History of the Carnot Cycle, Rankine Cycle and Brayton Cycle
What is the Carnot Cycle?
The Carnot Cycle has been described as being the most efficient thermal cycle possible, wherein there is no heat losses, and consisting of four reversible processes, two isothermal and two adiabatic. It has also been described as a cycle of expansion and compression of a reversible heat engine that does works with no loss of heat.

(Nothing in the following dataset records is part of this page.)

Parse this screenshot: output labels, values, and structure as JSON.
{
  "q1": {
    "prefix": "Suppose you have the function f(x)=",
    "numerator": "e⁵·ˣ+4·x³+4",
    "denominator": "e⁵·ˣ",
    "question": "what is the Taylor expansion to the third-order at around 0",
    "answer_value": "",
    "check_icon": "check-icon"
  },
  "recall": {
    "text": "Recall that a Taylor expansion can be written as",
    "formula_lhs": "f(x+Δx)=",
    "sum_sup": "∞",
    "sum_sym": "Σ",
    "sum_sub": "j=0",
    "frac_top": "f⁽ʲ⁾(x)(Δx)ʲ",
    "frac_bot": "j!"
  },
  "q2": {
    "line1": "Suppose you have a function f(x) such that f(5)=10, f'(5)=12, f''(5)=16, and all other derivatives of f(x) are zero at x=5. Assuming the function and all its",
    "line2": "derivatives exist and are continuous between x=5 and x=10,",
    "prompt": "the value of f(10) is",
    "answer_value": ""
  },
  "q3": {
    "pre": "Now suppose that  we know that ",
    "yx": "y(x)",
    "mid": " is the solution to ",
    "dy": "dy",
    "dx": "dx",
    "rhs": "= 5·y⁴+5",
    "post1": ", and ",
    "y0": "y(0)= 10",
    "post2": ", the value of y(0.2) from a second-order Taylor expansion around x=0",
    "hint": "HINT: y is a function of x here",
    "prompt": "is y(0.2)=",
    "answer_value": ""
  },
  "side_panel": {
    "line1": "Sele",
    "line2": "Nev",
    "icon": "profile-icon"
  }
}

What is the Rankine Cycle?
The Rankine cycle is a thermodynamic cycle used to generate electricity in many power stations, and is the real-world approach to the Carnot cycle. Superheated steam is generated in a boiler, and then expanded in a steam turbine. The steam turbine drives a generator, to convert the work into electricity. The remaining steam is then condensed and recycled as feed-water to the boiler. A disadvantage of using the water-steam mixture is that superheated steam has to be used, otherwise the moisture content after expansion might be too high, which would erode the turbine blades.
What is the Brayton Cycle?
A turbine operates on the principal of the Brayton Cycle, which is
defined as a constant pressure cycle, with four basic operations which it accomplishes simultaneously and continuously for an uninterrupted flow of power.

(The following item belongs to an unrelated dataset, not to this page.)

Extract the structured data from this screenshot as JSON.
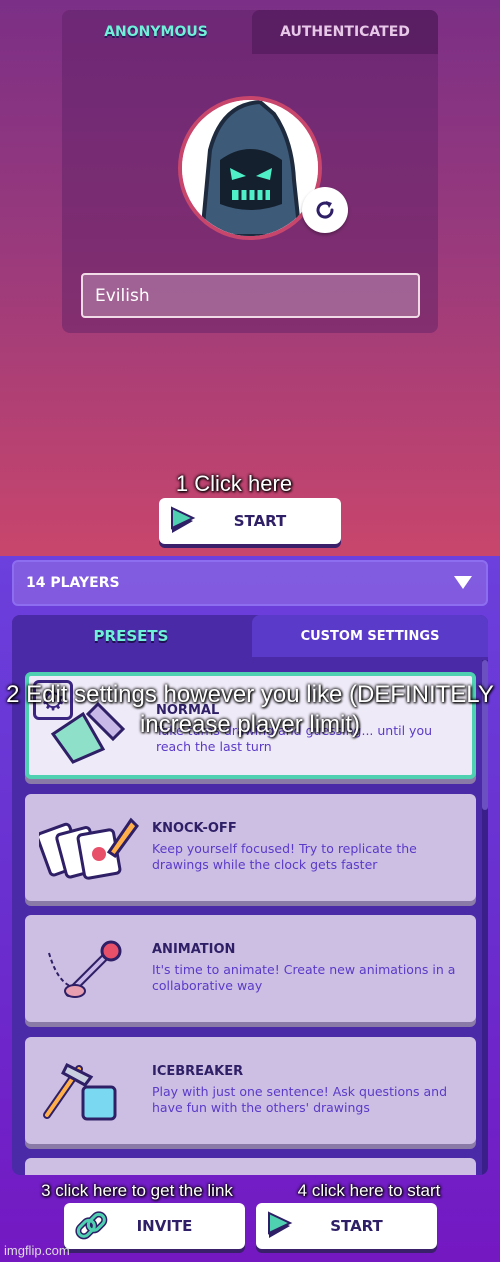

Diesel sought to apply Carnot’s theory to the internal combustion engine. The efficiency of the Carnot cycle increases with the compression ratio—the ratio of gas volume at full expansion to its volume at full compression. Nicklaus Otto invented an internal combustion engine in 1876 that was the predecessor to the modern gasoline engine. Otto’s engine mixed fuel and air before their introduction to the cylinder, and a flame or spark was used to ignite the fuel-air mixture at the appropriate time.2 However, air gets hotter as it is compressed, and if the compression ratio is too high, the heat of compression will ignite the fuel prematurely. The low compression ratios needed to prevent premature ignition of the fuel-air mixture limited the efficiency of the Otto engine.
Rudolph Diesel wanted to build an engine with the highest possible compression ratio. He introduced fuel only when combustion was desired and allowed the fuel to ignite on its own in the hot compressed air. Diesel’s engine achieved an efficiency higher than that of the Otto engine and much higher than that of the steam engine. It also eliminated the trouble-prone electric-spark ignition system. Diesel received a patent in 1893 and demonstrated a workable engine in 1897.3 Today, diesel engines are classified as “compression-ignition” engines, and Otto engines are classified as “spark-ignition” engines.